A block of mass m = 3.20kg slides from rest a distance d down a frictionless incline at angle θ = 30.0° where it runs into a spring of spring constant 425 N/m. When the block momentarily stops, it has compressed the spring by 22.0 cm.

Question

A block of mass m = 3.20kg slides from rest a distance d down a frictionless incline at angle θ = 30.0° where it runs into a spring of spring constant 425 N/m. When the block momentarily stops, it has compressed the spring by 22.0 cm. 
(a) What is the distance d? 
I found this to be 0.436 meters. 
(b) What is the distance between the point of first contact and the point where the block's speed is greatest? 
I cannot figure this one out. I thought it would just be zero, but that answer isn't correct..

drwls · Accepted Answer

The block's speed is greatest when the acceleration (and net acting force down the incline) are zero. Let the displacement from the point of first contact be x.
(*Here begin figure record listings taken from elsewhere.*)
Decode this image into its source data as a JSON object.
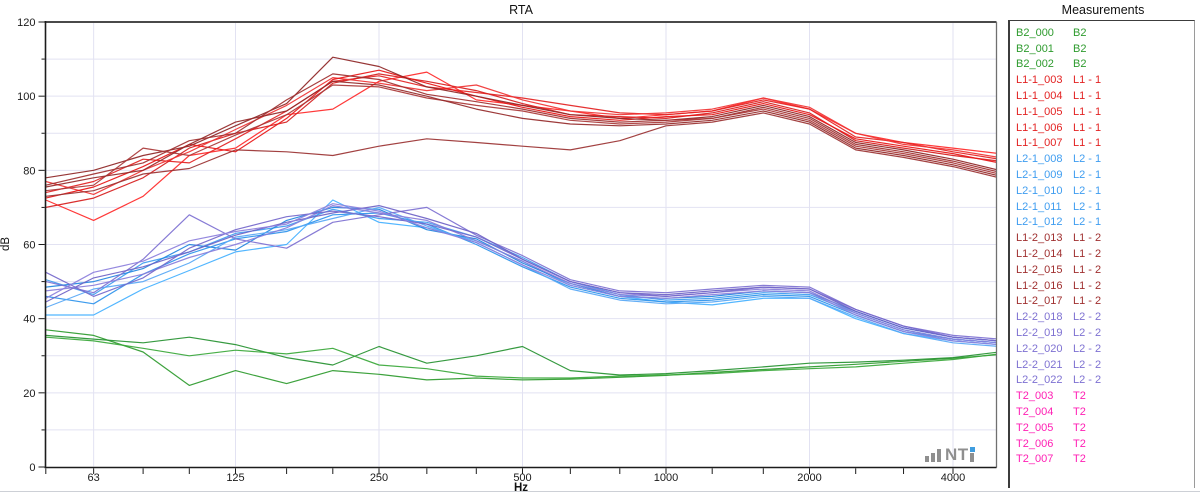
{
  "header": {
    "title": "RTA"
  },
  "axis": {
    "x_label": "Hz",
    "y_label": "dB",
    "x_tick_labels": [
      "63",
      "125",
      "250",
      "500",
      "1000",
      "2000",
      "4000"
    ],
    "y_tick_labels": [
      "0",
      "20",
      "40",
      "60",
      "80",
      "100",
      "120"
    ]
  },
  "logo": {
    "text": "NT",
    "gray": "#8f8f8f",
    "blue": "#3f9ddf"
  },
  "colors": {
    "grid": "#e2e2f2",
    "axis": "#1c1c1c",
    "frame_top": "#4a4a4a",
    "frame_right": "#707070",
    "tick": "#1c1c1c"
  },
  "legend": {
    "header": "Measurements",
    "group_colors": {
      "B2": "#2e9b2e",
      "L1 - 1": "#e32222",
      "L2 - 1": "#3f9df0",
      "L1 - 2": "#a03030",
      "L2 - 2": "#7e71d2",
      "T2": "#ff1fb4"
    },
    "items": [
      {
        "name": "B2_000",
        "group": "B2"
      },
      {
        "name": "B2_001",
        "group": "B2"
      },
      {
        "name": "B2_002",
        "group": "B2"
      },
      {
        "name": "L1-1_003",
        "group": "L1 - 1"
      },
      {
        "name": "L1-1_004",
        "group": "L1 - 1"
      },
      {
        "name": "L1-1_005",
        "group": "L1 - 1"
      },
      {
        "name": "L1-1_006",
        "group": "L1 - 1"
      },
      {
        "name": "L1-1_007",
        "group": "L1 - 1"
      },
      {
        "name": "L2-1_008",
        "group": "L2 - 1"
      },
      {
        "name": "L2-1_009",
        "group": "L2 - 1"
      },
      {
        "name": "L2-1_010",
        "group": "L2 - 1"
      },
      {
        "name": "L2-1_011",
        "group": "L2 - 1"
      },
      {
        "name": "L2-1_012",
        "group": "L2 - 1"
      },
      {
        "name": "L1-2_013",
        "group": "L1 - 2"
      },
      {
        "name": "L1-2_014",
        "group": "L1 - 2"
      },
      {
        "name": "L1-2_015",
        "group": "L1 - 2"
      },
      {
        "name": "L1-2_016",
        "group": "L1 - 2"
      },
      {
        "name": "L1-2_017",
        "group": "L1 - 2"
      },
      {
        "name": "L2-2_018",
        "group": "L2 - 2"
      },
      {
        "name": "L2-2_019",
        "group": "L2 - 2"
      },
      {
        "name": "L2-2_020",
        "group": "L2 - 2"
      },
      {
        "name": "L2-2_021",
        "group": "L2 - 2"
      },
      {
        "name": "L2-2_022",
        "group": "L2 - 2"
      },
      {
        "name": "T2_003",
        "group": "T2"
      },
      {
        "name": "T2_004",
        "group": "T2"
      },
      {
        "name": "T2_005",
        "group": "T2"
      },
      {
        "name": "T2_006",
        "group": "T2"
      },
      {
        "name": "T2_007",
        "group": "T2"
      }
    ]
  },
  "chart_data": {
    "type": "line",
    "title": "RTA",
    "xlabel": "Hz",
    "ylabel": "dB",
    "x_scale": "log",
    "ylim": [
      0,
      120
    ],
    "y_grid_step": 10,
    "x_gridlines": [
      63,
      125,
      250,
      500,
      1000,
      2000,
      4000
    ],
    "x_bands": [
      50,
      63,
      80,
      100,
      125,
      160,
      200,
      250,
      315,
      400,
      500,
      630,
      800,
      1000,
      1250,
      1600,
      2000,
      2500,
      3150,
      4000,
      5000
    ],
    "series": [
      {
        "name": "B2_000",
        "group": "B2",
        "color": "#2e9b2e",
        "values": [
          37,
          35.5,
          31,
          22,
          26,
          22.5,
          26,
          25,
          23.5,
          24,
          23.5,
          23.7,
          24.2,
          24.7,
          25.5,
          26.3,
          27,
          27.7,
          28.5,
          29.3,
          30.3
        ]
      },
      {
        "name": "B2_001",
        "group": "B2",
        "color": "#279232",
        "values": [
          35.5,
          34.5,
          33.5,
          35,
          33,
          29.5,
          27.5,
          32.5,
          28,
          30,
          32.5,
          26,
          24.8,
          25.2,
          26,
          27,
          28,
          28.3,
          28.8,
          29.5,
          31
        ]
      },
      {
        "name": "B2_002",
        "group": "B2",
        "color": "#3aa83a",
        "values": [
          35,
          34,
          32,
          30,
          31.5,
          30.5,
          32,
          27.5,
          26.5,
          24.5,
          24,
          24,
          24.5,
          24.8,
          25.2,
          26,
          26.5,
          27,
          28,
          29,
          30.5
        ]
      },
      {
        "name": "L1-1_003",
        "group": "L1 - 1",
        "color": "#ff2a2a",
        "values": [
          72,
          66.5,
          73,
          84,
          86,
          95,
          96.5,
          104,
          106.5,
          99,
          97.5,
          96,
          94,
          95,
          96,
          99.5,
          96.5,
          90,
          87.5,
          86,
          84.5
        ]
      },
      {
        "name": "L1-1_004",
        "group": "L1 - 1",
        "color": "#e32222",
        "values": [
          74,
          77,
          83,
          82,
          88.5,
          96,
          104,
          105.5,
          102.5,
          101,
          99.5,
          97.5,
          95.5,
          95,
          96,
          99,
          96.5,
          89,
          87.5,
          85,
          83
        ]
      },
      {
        "name": "L1-1_005",
        "group": "L1 - 1",
        "color": "#d61f1f",
        "values": [
          70,
          72.5,
          78,
          86,
          90,
          93,
          103.5,
          106,
          104,
          101.5,
          98,
          95,
          94.5,
          94,
          95.5,
          98.5,
          95.5,
          88,
          86,
          84,
          82.5
        ]
      },
      {
        "name": "L1-1_006",
        "group": "L1 - 1",
        "color": "#f03535",
        "values": [
          77,
          73.5,
          80,
          85,
          91,
          97.5,
          105,
          103.5,
          101.5,
          103,
          99,
          96,
          95,
          95.5,
          96.5,
          99.5,
          97,
          90,
          87,
          85.5,
          83.5
        ]
      },
      {
        "name": "L1-1_007",
        "group": "L1 - 1",
        "color": "#e81717",
        "values": [
          72.5,
          75.5,
          81,
          87,
          85,
          94,
          104.5,
          107,
          103.5,
          100,
          97,
          94.5,
          93.5,
          94.5,
          95,
          98,
          95,
          88.5,
          86.5,
          84.5,
          82
        ]
      },
      {
        "name": "L2-1_008",
        "group": "L2 - 1",
        "color": "#45b0ff",
        "values": [
          41,
          41,
          48,
          53,
          58,
          60,
          72,
          66,
          64.5,
          61,
          55.5,
          49,
          46,
          44.5,
          43.7,
          45.5,
          45.5,
          40,
          36,
          34,
          33
        ]
      },
      {
        "name": "L2-1_009",
        "group": "L2 - 1",
        "color": "#2e93ec",
        "values": [
          46,
          44,
          52,
          57.5,
          61.5,
          63.5,
          68,
          68.5,
          65.5,
          60,
          54,
          48.5,
          45.5,
          44.5,
          45,
          46.5,
          46,
          41,
          36.5,
          34.5,
          33.5
        ]
      },
      {
        "name": "L2-1_010",
        "group": "L2 - 1",
        "color": "#3f9df0",
        "values": [
          50.5,
          46.5,
          55,
          58,
          63,
          65,
          69.5,
          67,
          66,
          62,
          56.5,
          50,
          46.5,
          45,
          45.5,
          47,
          46.5,
          41.5,
          37,
          34.5,
          33.5
        ]
      },
      {
        "name": "L2-1_011",
        "group": "L2 - 1",
        "color": "#2287e0",
        "values": [
          48.5,
          50,
          53.5,
          60,
          58.5,
          66.5,
          70,
          69.5,
          64,
          61.5,
          55,
          49.5,
          46,
          45.5,
          46,
          47.5,
          47,
          42,
          37.5,
          35,
          34
        ]
      },
      {
        "name": "L2-1_012",
        "group": "L2 - 1",
        "color": "#58a8f5",
        "values": [
          43,
          48,
          50,
          55,
          62,
          64,
          67,
          70,
          65,
          60.5,
          54.5,
          48,
          45,
          44,
          44.5,
          46,
          45.5,
          40.5,
          36,
          33.5,
          32.5
        ]
      },
      {
        "name": "L1-2_013",
        "group": "L1 - 2",
        "color": "#8f2727",
        "values": [
          78,
          80,
          84,
          86.5,
          92,
          98,
          110.5,
          108,
          102.5,
          100,
          97.5,
          95,
          94,
          93.5,
          94.5,
          97.5,
          94.5,
          87.5,
          85.5,
          83,
          80
        ]
      },
      {
        "name": "L1-2_014",
        "group": "L1 - 2",
        "color": "#a03030",
        "values": [
          76,
          79,
          82,
          88,
          90,
          99,
          106,
          104.5,
          100.5,
          98.5,
          96.5,
          94,
          93,
          93.5,
          94,
          97,
          94,
          87,
          85,
          82.5,
          79.5
        ]
      },
      {
        "name": "L1-2_015",
        "group": "L1 - 2",
        "color": "#aa3939",
        "values": [
          74.5,
          76,
          86,
          84,
          89.5,
          95,
          103,
          102.5,
          99.5,
          97.5,
          96,
          93.5,
          92.5,
          93,
          94,
          96.5,
          93.5,
          86.5,
          84.5,
          82,
          79
        ]
      },
      {
        "name": "L1-2_016",
        "group": "L1 - 2",
        "color": "#962b2b",
        "values": [
          75.5,
          78,
          80,
          87,
          93,
          96,
          104,
          103,
          100,
          96.5,
          94,
          92.5,
          92,
          92.5,
          93.5,
          96,
          93,
          86,
          84,
          81.5,
          78.5
        ]
      },
      {
        "name": "L1-2_017",
        "group": "L1 - 2",
        "color": "#9b3333",
        "values": [
          73,
          74.5,
          79,
          80.5,
          85.5,
          85,
          84,
          86.5,
          88.5,
          87.5,
          86.5,
          85.5,
          88,
          92,
          93,
          95.5,
          92.5,
          85.5,
          83.5,
          81,
          78
        ]
      },
      {
        "name": "L2-2_018",
        "group": "L2 - 2",
        "color": "#7e71d2",
        "values": [
          50,
          47,
          56,
          68,
          61.5,
          59,
          66,
          68,
          70,
          62.5,
          57,
          50.5,
          47.5,
          47,
          48,
          49,
          48.5,
          42.5,
          38,
          35.5,
          34.5
        ]
      },
      {
        "name": "L2-2_019",
        "group": "L2 - 2",
        "color": "#6f63c6",
        "values": [
          44.5,
          51,
          54,
          58,
          62.5,
          66,
          68.5,
          70.5,
          67,
          63,
          56,
          50,
          47,
          46.5,
          47.5,
          48.5,
          48,
          42,
          37.5,
          35,
          34
        ]
      },
      {
        "name": "L2-2_020",
        "group": "L2 - 2",
        "color": "#8a7eda",
        "values": [
          47.5,
          49,
          52,
          56.5,
          60,
          64.5,
          70.5,
          68.5,
          66.5,
          61,
          55.5,
          49.5,
          46.5,
          46,
          47,
          48,
          47.5,
          41.5,
          37,
          34.5,
          33.5
        ]
      },
      {
        "name": "L2-2_021",
        "group": "L2 - 2",
        "color": "#7568cb",
        "values": [
          52.5,
          46,
          51,
          59,
          64,
          67.5,
          69,
          67.5,
          65.5,
          62,
          56,
          50,
          47,
          46,
          47,
          48.5,
          48,
          42.5,
          38,
          35,
          34
        ]
      },
      {
        "name": "L2-2_022",
        "group": "L2 - 2",
        "color": "#8d80dd",
        "values": [
          45.5,
          52.5,
          55.5,
          61,
          63.5,
          65.5,
          71,
          69,
          64.5,
          60.5,
          54.5,
          49,
          46,
          45.5,
          46.5,
          47.5,
          47,
          41,
          36.5,
          34,
          33
        ]
      }
    ]
  }
}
Solve kx = M g (d + x)sin30

Anonymous · Answer

Okay, here is my work:
kx=Mg(d+x)sin30
425x=(3.2)(9.8)(.436+x)sin30
425x=15.68(.436+x)
425x=6.83648+15.68x
409.32x=6.83648
x=59.8729 m
And then, converted to cm (as required) would be 5987.29. Is this correct?

Anon2 · Answer

your explanation is quite inadequate and lacking, "drwls". sigh.